Baghdad real estate: getting pricey

(I changed the title, because "booming" isn't necessarily what's happening in the article.)

The AP reports:
Residential real estate prices in Iraq's capital have quadrupled in many parts of the city, says Ali al-Difaie, 54, the manager of a government office that processes property deeds. Al-Difaie and real estate agents say the rise is driven by an increase in income since the U.S.-led invasion two years ago and the liberalization of building and property laws.

"A friend from London came to me to complain about the prices," says Haider al-Rubie, 32, a Baghdad real estate agent. "This is crazy."

Statistics are hard to come by, but al-Difaie says an average 3,000-square-foot home in Baghdad's upscale Mansour district sells for $300,000 now. That is four times the Saddam-era prices.

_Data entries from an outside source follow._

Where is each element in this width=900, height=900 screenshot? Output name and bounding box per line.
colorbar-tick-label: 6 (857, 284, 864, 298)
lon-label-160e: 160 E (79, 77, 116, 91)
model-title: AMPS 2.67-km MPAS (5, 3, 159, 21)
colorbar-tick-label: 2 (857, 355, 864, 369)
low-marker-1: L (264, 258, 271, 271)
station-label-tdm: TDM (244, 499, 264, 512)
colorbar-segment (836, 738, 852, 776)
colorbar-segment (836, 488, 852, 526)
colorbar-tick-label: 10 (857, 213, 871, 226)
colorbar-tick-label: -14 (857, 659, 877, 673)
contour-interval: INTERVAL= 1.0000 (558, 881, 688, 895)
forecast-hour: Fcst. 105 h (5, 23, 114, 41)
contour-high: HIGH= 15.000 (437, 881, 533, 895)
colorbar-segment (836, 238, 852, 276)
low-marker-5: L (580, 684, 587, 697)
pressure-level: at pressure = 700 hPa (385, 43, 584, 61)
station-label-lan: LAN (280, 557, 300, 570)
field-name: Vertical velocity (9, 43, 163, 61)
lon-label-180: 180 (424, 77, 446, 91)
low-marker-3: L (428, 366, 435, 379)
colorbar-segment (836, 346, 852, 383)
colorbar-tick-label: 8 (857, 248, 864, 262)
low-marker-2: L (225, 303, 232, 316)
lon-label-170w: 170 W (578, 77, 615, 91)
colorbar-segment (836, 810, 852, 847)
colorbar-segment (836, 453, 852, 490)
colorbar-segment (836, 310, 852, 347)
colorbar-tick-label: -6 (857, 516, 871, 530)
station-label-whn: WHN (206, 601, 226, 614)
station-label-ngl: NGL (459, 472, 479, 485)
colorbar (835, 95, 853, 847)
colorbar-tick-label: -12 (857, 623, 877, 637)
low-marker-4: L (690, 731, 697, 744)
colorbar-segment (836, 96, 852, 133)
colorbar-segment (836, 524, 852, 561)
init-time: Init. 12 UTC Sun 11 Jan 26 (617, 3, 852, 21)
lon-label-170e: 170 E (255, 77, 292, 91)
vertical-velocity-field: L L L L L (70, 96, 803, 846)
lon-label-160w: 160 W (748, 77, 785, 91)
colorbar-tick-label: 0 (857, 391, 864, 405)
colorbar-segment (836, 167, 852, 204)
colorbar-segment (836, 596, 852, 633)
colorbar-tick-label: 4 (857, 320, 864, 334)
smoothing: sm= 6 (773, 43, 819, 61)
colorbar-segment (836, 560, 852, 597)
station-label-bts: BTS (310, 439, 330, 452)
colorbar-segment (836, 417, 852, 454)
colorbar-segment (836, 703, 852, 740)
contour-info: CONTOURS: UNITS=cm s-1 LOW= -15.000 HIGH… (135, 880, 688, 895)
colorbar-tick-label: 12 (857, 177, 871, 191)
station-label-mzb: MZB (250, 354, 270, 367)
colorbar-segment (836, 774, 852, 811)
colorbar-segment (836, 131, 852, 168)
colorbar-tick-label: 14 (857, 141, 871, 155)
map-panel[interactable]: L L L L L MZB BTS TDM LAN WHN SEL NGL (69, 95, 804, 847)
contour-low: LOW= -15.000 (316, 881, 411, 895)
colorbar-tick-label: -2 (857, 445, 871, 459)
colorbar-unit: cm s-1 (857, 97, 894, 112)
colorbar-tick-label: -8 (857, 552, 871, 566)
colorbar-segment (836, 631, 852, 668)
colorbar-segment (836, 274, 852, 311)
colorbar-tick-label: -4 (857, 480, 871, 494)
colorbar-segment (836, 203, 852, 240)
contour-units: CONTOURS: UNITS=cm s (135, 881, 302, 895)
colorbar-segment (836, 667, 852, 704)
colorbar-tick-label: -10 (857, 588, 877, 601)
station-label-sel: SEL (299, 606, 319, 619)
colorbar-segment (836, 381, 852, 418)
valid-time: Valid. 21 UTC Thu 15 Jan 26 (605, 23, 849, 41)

Prices are similar in other middle-class neighborhoods around the capital, al-Difaie says.
This is supply and demand at work. Why is this such a problem? As people's income grows, the most valuable resources will go up in price, because there are more who are willing to pay for it. Let me update with another thought: perhaps not as many people wanted to live in Baghdad, under the shadows of Saddam and his cronies, but now it's a better city to live in.

Or perhaps the Iraqi people would prefer cheap housing as slaves?

Is life so dear, or peace so sweet, as to be purchased at the price of chains and slavery? Forbid it, Almighty God! I know not what course others may take; but as for me, give me liberty or give me death!
- Patrick Henry, 1775

A gilded cage is still a cage. A cheap house under a dictator's boot is still living under tyranny. Would you really prefer a country where you can buy a house for one-fourth the price, but Uday Hussein might rape and murder your 14-year-old daughter?